In other news, investment analysts estimate that Americans owe about $21.5 billion in past-due rent that will now come due because eviction moratoriums are expiring. Republicans wasted the entire summer left Washington without passing anything.
Meanwhile, housing experts say up to 40 million people could be evicted from their homes soon, a significant number of whom (up to 25 million) could lose their homes in just the next month. Republicans wasted the entire summer and left Washington without passing anything.
Finally, officials say the Trump regime has scant planning in the works for actually distributing a vaccine once one is finally ready.
Health officials and lawmakers say they worry that without thorough planning and coordination with states, the vaccine distribution could be saddled with the same sort of disruptions that led to chronic shortages of coronavirus diagnostic tests and other medical supplies. [...]
Some state public health officials, meanwhile, say their entreaties to the Trump administration have been unanswered.
“We have not heard anything from the federal government since April 23,” Danielle Koenig, health promotion supervisor for the Washington State Department of Health, said in an email.
Immunization experts along with state and local public health officials sent a letter here to Operation Warp Speed on June 23 pleading for fresh guidance.
States need to know promptly if the federal government will pay for the vaccines, as it did during the H1N1 outbreak in 2009, the letter says. Will alcohol swabs, syringes and personal protective equipment be included? What about record-keeping and refrigeration to store the vaccine and who will deliver it?
So far, there’s been no official response, said Claire Hannan, executive director of the Association of Immunization Managers, one of four organizations that signed the letter.
If we don't replace Trump with Biden in November, I don't expect to personally receive a vaccine until 2022 if ever. I wish I were joking.
Like virtually every other girl over the age of 30, I've been in my feelings with Taylor Swift's Folklore album for the past week.
This specific song, in which Swift sings about a childhood friend with an abusive father, made me recall my own childhood friends with dysfunctional families. I was fortunate enough to grow up in a stable home (Thanks Dad if you're reading this), but most of my best friends didn't.
My best friend in high school lived with my family for half a year because his parents got divorced and both of them moved out of their house but left the kids at home alone to stay in the same school. One of my friends stayed with us for a month once because his step-father was caught abusing his sister. And my high school girlfriend lived with us for one summer because her father was unstable and she had to get a job where I lived to help her mother. I had several other friends who never lived with us, but did come from unstable homes.

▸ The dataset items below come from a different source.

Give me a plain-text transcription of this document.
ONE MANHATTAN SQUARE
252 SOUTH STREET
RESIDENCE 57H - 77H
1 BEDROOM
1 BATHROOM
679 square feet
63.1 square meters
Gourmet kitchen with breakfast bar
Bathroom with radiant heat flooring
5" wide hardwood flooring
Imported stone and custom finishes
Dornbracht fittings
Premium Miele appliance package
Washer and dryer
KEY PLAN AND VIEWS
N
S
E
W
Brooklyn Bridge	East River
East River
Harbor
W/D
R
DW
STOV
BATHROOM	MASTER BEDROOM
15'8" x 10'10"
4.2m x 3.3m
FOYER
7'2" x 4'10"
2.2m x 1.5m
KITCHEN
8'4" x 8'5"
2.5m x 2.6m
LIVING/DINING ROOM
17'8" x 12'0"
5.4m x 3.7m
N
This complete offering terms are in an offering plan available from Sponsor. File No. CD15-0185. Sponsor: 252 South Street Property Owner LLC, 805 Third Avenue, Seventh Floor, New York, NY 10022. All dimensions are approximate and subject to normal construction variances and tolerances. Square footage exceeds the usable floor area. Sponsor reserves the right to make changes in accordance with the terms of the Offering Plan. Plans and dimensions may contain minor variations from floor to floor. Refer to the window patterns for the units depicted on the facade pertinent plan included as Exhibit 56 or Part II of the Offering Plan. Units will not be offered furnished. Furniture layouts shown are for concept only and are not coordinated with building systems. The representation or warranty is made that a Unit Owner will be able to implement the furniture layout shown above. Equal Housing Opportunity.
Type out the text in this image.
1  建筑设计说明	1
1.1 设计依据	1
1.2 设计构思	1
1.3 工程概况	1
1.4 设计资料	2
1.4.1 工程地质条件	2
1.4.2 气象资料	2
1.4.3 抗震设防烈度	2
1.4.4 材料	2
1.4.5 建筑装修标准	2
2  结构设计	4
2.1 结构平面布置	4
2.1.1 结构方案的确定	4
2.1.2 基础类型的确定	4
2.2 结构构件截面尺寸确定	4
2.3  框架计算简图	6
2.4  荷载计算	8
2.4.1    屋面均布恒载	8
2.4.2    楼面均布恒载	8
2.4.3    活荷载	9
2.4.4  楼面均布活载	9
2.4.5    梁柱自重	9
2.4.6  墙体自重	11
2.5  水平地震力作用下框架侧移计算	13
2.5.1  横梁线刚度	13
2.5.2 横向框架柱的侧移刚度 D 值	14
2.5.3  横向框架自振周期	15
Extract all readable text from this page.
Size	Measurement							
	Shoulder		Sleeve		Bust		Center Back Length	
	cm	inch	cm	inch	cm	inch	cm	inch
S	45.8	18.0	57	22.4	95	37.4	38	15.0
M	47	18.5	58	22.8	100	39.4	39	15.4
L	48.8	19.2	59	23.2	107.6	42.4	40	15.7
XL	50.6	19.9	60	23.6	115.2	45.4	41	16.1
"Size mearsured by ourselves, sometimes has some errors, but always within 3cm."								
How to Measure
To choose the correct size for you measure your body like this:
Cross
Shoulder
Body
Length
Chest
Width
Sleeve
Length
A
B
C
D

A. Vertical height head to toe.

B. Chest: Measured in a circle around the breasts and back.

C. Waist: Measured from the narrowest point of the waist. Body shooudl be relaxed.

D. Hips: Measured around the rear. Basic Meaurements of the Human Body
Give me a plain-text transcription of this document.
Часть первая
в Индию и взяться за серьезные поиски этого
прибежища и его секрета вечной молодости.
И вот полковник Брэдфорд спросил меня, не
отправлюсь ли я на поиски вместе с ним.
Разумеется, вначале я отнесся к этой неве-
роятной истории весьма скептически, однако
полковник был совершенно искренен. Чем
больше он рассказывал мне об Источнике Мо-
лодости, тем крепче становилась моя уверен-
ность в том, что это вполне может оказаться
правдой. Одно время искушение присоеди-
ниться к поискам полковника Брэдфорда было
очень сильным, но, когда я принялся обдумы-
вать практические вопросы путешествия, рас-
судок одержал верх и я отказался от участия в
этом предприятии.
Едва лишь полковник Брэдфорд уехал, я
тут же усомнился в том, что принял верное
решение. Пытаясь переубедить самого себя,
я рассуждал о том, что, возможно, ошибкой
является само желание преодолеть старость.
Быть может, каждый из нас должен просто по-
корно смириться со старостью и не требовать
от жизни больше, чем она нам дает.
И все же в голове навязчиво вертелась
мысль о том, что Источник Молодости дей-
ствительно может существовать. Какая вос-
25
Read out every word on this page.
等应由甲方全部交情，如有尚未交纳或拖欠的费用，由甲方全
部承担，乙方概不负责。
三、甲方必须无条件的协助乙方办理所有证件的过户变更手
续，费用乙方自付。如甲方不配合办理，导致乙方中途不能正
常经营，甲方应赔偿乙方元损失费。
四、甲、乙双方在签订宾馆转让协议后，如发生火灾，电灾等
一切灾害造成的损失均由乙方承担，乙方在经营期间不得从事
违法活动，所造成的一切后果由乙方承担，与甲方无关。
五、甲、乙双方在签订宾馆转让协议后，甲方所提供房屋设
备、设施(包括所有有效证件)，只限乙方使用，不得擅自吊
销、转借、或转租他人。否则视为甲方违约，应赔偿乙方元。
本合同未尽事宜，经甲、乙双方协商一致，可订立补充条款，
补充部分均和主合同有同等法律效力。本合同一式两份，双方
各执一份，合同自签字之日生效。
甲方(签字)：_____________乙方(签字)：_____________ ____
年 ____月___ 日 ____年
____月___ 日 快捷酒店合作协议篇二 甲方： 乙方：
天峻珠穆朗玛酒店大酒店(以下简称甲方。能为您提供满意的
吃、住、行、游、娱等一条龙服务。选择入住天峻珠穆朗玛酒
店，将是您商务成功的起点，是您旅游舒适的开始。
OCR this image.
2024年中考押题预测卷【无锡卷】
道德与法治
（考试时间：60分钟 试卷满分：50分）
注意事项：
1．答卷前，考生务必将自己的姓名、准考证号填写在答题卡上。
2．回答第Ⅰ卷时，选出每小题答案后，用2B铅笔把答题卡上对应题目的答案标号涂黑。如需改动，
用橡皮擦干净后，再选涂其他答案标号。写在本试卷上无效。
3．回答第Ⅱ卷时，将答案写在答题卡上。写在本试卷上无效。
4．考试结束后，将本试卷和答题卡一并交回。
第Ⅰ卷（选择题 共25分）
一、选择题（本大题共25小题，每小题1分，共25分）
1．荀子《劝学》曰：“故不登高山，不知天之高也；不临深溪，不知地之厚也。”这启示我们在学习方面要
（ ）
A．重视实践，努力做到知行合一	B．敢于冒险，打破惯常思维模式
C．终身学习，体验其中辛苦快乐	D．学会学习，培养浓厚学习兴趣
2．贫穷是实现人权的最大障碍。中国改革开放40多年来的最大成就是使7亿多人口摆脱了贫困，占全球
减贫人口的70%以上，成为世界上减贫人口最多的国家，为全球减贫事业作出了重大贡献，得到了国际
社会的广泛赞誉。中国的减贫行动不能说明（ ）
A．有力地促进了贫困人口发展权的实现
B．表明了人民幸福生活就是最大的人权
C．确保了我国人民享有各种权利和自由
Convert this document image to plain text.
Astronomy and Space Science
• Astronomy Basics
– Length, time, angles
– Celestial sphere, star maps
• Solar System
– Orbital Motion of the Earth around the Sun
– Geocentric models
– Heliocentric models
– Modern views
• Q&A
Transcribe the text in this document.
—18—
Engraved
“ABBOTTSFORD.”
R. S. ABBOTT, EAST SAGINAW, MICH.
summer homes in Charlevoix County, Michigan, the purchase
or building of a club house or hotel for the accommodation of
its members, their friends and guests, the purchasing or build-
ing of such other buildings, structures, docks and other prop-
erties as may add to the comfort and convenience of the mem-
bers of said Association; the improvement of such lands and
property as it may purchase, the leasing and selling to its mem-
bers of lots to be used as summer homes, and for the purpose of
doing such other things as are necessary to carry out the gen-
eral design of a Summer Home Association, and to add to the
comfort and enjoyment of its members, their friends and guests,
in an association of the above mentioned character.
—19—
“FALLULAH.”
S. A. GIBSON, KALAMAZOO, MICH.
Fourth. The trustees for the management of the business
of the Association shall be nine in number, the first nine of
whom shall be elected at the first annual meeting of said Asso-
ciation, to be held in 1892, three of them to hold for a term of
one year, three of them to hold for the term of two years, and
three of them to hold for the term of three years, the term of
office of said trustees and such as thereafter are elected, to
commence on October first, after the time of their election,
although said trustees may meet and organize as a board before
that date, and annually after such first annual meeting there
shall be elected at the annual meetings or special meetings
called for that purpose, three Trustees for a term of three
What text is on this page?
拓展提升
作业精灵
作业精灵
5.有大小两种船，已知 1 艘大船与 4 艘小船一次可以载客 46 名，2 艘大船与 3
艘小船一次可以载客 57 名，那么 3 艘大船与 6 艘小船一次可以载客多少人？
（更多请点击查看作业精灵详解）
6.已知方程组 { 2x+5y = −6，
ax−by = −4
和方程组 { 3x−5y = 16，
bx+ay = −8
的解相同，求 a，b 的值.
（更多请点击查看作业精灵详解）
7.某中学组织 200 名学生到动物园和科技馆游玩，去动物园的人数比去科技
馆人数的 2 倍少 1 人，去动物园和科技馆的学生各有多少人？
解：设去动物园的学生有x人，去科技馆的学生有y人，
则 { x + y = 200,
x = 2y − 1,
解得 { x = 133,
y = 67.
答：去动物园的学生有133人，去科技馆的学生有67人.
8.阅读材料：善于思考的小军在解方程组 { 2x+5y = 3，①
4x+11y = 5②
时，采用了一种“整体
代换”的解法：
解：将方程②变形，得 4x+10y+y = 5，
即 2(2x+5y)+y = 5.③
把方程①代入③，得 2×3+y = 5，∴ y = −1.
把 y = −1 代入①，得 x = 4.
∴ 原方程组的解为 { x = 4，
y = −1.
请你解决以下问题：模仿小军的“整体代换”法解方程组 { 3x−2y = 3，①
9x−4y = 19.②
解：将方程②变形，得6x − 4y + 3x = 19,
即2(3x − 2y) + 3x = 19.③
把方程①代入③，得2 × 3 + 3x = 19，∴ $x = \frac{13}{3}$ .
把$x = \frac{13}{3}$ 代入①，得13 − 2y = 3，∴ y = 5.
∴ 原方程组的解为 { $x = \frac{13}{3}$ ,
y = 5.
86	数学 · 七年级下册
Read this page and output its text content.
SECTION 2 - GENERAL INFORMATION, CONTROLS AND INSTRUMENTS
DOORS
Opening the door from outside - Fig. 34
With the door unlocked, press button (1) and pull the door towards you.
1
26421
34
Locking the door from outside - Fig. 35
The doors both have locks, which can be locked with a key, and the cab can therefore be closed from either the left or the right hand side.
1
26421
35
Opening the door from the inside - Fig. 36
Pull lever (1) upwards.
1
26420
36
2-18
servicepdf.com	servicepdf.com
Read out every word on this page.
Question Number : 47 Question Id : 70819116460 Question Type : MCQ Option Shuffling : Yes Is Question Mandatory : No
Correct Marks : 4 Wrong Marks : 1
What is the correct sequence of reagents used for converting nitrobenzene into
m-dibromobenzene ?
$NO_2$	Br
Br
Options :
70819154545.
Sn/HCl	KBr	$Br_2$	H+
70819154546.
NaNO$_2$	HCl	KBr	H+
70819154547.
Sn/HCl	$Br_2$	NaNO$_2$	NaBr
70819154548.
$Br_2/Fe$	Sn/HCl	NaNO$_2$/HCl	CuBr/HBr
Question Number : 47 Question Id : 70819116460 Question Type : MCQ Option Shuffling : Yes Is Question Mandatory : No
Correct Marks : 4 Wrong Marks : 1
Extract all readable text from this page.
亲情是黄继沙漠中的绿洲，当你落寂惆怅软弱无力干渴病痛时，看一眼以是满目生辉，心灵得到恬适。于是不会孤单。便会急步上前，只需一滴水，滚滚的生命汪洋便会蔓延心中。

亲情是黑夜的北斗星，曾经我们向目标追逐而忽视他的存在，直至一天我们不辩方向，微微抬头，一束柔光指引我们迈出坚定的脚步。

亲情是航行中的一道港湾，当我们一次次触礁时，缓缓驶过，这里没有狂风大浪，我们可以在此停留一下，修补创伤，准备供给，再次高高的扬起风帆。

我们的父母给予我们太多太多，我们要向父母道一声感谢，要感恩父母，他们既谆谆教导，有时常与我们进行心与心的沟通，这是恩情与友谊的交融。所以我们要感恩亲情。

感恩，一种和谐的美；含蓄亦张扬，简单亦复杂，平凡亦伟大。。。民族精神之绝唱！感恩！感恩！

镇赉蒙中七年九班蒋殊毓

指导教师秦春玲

Everyone has similar stories from their childhoods, of course, but I will say being transgender makes the rabbit hole go much deeper these days. I think I still would have had many of the same friends if I was born differently, but I can't say for sure. Thinking about these things -- all the possibilities and missed opportunities of living in the wrong body for most of your life -- used to be very difficult for me and was a major source of trauma in the last year, but it has gotten easier over time. Now I can even write about it. Coming out publicly and actually starting hormone replacement therapy allowed me to start healing and build something new.
Transition is mostly associated with physical changes, but the truth is the emotional changes that you can't see with your eyes are much bigger.
These have been my random thoughts. Have a good weekend!